2. Highlight your added value
Put your best foot forward and show the value you added to your previous company. Ensure that you've listed your best achievements on your resume so that in your interview, you only need to elaborate with some anecdotal evidence. Don't forget to use numbers to quantify your impact and be specific in your examples. Also, tell them about any problems which you found a solution to.
3. Reassure with the facts
Some employers may ask directly, "why were you laid off?" Your answer must reassure your employer that you were not laid off due to poor performance, thereby decreasing the chances of inducing any bias. If possible, find out the number of people who were laid off at the same time as you. For example, the company may have had to cut 25% of your team to keep the company running.
4. Bridge any gaps
Being laid off can create an employment gap in your resume, which will be picked up on by your interviewer. Instead of passively waiting for it to be brought up, take initiative and address it yourself. It shows that you're not hiding anything, giving you the chance to discuss your efforts in improving your skills during that time. Include any sidelines, classes, or voluntary positions you may have taken in that period. These show that you were not idle and are serious about pursuing your current career.

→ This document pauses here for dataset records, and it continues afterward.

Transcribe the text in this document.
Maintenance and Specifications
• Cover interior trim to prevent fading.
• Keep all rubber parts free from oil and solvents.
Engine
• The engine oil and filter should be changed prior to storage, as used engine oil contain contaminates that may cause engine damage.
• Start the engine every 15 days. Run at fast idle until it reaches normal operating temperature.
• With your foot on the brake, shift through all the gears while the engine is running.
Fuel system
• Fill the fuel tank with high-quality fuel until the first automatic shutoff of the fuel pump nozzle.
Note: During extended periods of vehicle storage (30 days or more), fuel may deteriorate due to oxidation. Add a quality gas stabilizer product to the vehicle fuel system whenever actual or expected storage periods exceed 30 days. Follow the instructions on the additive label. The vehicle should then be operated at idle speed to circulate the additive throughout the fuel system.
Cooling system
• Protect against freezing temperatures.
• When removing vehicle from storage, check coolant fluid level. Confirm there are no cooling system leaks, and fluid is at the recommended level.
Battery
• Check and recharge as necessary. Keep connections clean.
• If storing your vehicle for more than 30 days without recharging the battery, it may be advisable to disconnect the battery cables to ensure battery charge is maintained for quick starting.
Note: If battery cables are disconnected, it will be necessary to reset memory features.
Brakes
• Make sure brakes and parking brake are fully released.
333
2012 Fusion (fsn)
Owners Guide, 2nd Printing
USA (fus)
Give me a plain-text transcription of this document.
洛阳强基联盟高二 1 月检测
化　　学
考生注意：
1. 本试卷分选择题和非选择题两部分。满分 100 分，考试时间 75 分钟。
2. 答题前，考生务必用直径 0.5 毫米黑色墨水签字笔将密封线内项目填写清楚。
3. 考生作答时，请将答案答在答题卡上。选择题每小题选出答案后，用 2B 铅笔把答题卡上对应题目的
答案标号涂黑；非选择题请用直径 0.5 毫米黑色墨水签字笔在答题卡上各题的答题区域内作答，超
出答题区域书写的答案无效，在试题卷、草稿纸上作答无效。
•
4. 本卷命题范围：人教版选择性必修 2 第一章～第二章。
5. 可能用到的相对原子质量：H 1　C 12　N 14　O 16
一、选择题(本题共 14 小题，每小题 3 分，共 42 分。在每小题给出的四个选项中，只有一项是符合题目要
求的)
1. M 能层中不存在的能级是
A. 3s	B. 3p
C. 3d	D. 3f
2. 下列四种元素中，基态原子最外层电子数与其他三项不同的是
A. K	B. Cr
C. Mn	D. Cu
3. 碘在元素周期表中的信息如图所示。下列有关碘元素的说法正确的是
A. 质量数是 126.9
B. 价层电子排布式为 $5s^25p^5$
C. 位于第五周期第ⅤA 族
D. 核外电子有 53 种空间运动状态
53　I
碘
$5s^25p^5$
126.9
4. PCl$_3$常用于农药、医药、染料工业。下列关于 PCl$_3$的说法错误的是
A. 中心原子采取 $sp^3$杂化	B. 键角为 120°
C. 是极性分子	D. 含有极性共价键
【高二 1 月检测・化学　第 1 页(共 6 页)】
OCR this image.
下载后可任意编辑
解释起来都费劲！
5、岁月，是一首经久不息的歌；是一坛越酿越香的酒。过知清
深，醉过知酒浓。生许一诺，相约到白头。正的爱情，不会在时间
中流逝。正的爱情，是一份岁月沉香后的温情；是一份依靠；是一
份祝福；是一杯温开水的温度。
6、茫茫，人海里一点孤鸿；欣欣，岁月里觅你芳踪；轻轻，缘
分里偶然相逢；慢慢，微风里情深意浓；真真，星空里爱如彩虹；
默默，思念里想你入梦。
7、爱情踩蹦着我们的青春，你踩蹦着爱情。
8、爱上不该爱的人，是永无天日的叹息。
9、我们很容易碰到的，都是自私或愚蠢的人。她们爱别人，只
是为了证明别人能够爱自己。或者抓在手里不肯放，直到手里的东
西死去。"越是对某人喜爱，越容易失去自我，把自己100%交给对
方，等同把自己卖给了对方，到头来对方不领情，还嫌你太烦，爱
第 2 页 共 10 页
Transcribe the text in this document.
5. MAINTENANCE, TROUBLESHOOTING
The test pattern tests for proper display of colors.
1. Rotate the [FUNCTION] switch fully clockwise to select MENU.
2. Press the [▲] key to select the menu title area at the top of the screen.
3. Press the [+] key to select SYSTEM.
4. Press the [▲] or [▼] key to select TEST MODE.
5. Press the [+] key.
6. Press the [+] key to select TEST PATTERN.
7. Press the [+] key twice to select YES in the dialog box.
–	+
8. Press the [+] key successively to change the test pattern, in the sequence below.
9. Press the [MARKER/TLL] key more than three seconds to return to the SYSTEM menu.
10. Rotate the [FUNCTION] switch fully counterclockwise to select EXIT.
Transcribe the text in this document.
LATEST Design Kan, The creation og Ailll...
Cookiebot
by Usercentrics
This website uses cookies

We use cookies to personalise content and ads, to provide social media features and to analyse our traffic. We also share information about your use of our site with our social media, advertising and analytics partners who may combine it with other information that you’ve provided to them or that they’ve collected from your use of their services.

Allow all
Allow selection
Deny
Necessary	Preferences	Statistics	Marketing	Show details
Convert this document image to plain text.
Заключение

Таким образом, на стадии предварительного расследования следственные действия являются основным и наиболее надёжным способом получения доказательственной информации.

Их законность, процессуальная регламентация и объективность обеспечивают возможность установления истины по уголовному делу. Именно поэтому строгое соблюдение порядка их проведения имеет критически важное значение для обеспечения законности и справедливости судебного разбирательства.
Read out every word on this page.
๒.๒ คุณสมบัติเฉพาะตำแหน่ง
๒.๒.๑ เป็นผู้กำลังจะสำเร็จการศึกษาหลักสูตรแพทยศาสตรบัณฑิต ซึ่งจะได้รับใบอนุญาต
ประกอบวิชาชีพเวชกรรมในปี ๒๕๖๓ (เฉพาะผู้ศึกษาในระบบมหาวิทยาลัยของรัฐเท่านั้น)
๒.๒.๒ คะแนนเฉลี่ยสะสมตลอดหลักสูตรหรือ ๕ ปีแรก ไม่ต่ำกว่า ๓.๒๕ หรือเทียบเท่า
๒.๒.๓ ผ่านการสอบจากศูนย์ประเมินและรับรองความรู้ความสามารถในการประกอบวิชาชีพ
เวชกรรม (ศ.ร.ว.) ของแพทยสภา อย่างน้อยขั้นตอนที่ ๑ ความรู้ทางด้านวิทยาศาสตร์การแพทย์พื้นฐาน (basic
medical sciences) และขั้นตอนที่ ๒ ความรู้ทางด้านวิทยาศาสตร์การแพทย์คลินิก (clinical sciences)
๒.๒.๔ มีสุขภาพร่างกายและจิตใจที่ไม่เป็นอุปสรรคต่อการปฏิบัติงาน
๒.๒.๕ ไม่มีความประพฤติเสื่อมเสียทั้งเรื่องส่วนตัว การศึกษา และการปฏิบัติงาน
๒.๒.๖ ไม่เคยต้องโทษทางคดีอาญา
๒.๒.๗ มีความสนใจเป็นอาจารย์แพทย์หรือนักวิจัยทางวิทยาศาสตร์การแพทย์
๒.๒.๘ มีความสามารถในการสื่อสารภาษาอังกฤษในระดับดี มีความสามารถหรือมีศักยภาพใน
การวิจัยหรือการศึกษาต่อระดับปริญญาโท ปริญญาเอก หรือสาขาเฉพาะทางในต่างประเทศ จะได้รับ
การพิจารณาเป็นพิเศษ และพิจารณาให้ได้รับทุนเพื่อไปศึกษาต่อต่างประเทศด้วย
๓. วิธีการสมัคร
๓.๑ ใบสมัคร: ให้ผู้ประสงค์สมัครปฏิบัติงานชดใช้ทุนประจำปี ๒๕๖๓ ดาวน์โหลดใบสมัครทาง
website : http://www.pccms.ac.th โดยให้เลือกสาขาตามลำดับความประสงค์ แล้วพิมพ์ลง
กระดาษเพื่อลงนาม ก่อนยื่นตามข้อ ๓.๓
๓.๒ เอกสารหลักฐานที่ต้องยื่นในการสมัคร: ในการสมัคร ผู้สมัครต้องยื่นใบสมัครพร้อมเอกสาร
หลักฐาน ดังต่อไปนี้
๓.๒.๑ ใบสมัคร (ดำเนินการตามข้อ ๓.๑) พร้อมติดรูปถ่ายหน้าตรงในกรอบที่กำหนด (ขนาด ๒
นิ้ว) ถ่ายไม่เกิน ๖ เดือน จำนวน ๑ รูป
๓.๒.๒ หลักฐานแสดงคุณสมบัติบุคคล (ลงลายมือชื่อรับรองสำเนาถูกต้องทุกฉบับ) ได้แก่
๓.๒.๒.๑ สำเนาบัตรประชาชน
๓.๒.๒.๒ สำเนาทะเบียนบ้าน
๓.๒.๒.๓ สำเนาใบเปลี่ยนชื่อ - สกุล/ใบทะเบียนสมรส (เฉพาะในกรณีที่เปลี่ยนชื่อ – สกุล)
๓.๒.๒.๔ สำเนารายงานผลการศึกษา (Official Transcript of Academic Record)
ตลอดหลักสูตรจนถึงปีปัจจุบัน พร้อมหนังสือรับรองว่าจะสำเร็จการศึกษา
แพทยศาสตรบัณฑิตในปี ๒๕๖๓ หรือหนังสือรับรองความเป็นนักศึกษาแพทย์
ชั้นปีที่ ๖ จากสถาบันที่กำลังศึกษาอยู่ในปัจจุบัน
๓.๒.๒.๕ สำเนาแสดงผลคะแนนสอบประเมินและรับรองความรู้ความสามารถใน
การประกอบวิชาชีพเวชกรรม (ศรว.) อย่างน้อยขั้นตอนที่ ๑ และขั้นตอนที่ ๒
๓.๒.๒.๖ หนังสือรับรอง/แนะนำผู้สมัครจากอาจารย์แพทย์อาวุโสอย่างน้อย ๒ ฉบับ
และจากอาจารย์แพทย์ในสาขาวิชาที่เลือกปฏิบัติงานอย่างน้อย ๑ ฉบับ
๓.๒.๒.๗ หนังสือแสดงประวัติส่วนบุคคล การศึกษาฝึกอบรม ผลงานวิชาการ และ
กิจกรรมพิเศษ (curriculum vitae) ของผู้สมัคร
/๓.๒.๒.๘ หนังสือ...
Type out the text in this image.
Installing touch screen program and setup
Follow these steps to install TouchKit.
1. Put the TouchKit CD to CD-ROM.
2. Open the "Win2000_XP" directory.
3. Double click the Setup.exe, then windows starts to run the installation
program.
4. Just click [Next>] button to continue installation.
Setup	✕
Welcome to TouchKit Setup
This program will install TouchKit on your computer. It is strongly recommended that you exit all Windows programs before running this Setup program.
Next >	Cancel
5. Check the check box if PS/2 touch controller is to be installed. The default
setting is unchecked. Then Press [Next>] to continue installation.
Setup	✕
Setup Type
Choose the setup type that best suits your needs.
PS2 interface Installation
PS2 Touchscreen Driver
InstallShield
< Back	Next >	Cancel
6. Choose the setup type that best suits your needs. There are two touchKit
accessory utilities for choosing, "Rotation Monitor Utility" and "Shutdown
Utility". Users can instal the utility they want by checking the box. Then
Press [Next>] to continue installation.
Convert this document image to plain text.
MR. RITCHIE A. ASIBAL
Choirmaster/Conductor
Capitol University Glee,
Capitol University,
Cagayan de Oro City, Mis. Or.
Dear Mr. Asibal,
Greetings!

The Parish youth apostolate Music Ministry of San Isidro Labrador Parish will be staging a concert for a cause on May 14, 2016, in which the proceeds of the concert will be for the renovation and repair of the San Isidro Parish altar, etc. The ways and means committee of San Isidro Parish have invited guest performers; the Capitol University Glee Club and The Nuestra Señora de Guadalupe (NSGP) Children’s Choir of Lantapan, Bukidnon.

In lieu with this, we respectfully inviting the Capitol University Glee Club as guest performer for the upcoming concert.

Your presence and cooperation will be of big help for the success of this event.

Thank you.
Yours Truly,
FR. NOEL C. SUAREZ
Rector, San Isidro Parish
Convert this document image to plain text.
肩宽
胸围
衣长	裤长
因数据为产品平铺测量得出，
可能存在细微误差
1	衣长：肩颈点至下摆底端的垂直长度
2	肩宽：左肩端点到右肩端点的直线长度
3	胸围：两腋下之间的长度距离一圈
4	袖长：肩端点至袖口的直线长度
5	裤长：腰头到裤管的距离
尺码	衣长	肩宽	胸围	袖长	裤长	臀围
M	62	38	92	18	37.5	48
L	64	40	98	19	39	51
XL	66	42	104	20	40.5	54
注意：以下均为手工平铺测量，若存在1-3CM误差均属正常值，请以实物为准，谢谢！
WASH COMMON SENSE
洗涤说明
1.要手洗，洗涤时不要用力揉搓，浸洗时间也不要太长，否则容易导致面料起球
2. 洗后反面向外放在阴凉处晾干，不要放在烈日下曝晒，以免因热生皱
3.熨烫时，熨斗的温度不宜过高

5. Utilize your connections
One of the best ways to make a good impression despite a layoff is to use references. Try to get as many as you can from former colleagues, supervisors, or even customers who can provide testimonials, to ease any concerns your interviewer may have about your layoff. You can take this a step further by having any contacts working at the company you are applying for put in a good word.
6. Bring a portfolio
To impress your interviewer even more, bring a portfolio of your past work. You can include any reports, presentations, designs, etc. that showcase the projects that you have been a part of. Of course, don't use documents that have sensitive information about your former company. Present these in the most professional manner possible by sharing a link to your website or LinkedIn profile.
7. Chart your career growth
Explain to your interviewer your career path and how you're utilizing your layoff to find an opportunity that is a better fit for you and your career goals. Emphasize your drive to pursue and elevate your career by talking about any classes or freelance work you did while looking for a new job.
A layoff can be a stressful experience that you may assume will affect your job prospects in the future. But that does not mean you cannot turn things and make the best of it. With everything going on the world right now, it is important to learn from past experiences, both good and bad, and carry that with you towards your journey in creating a new career path.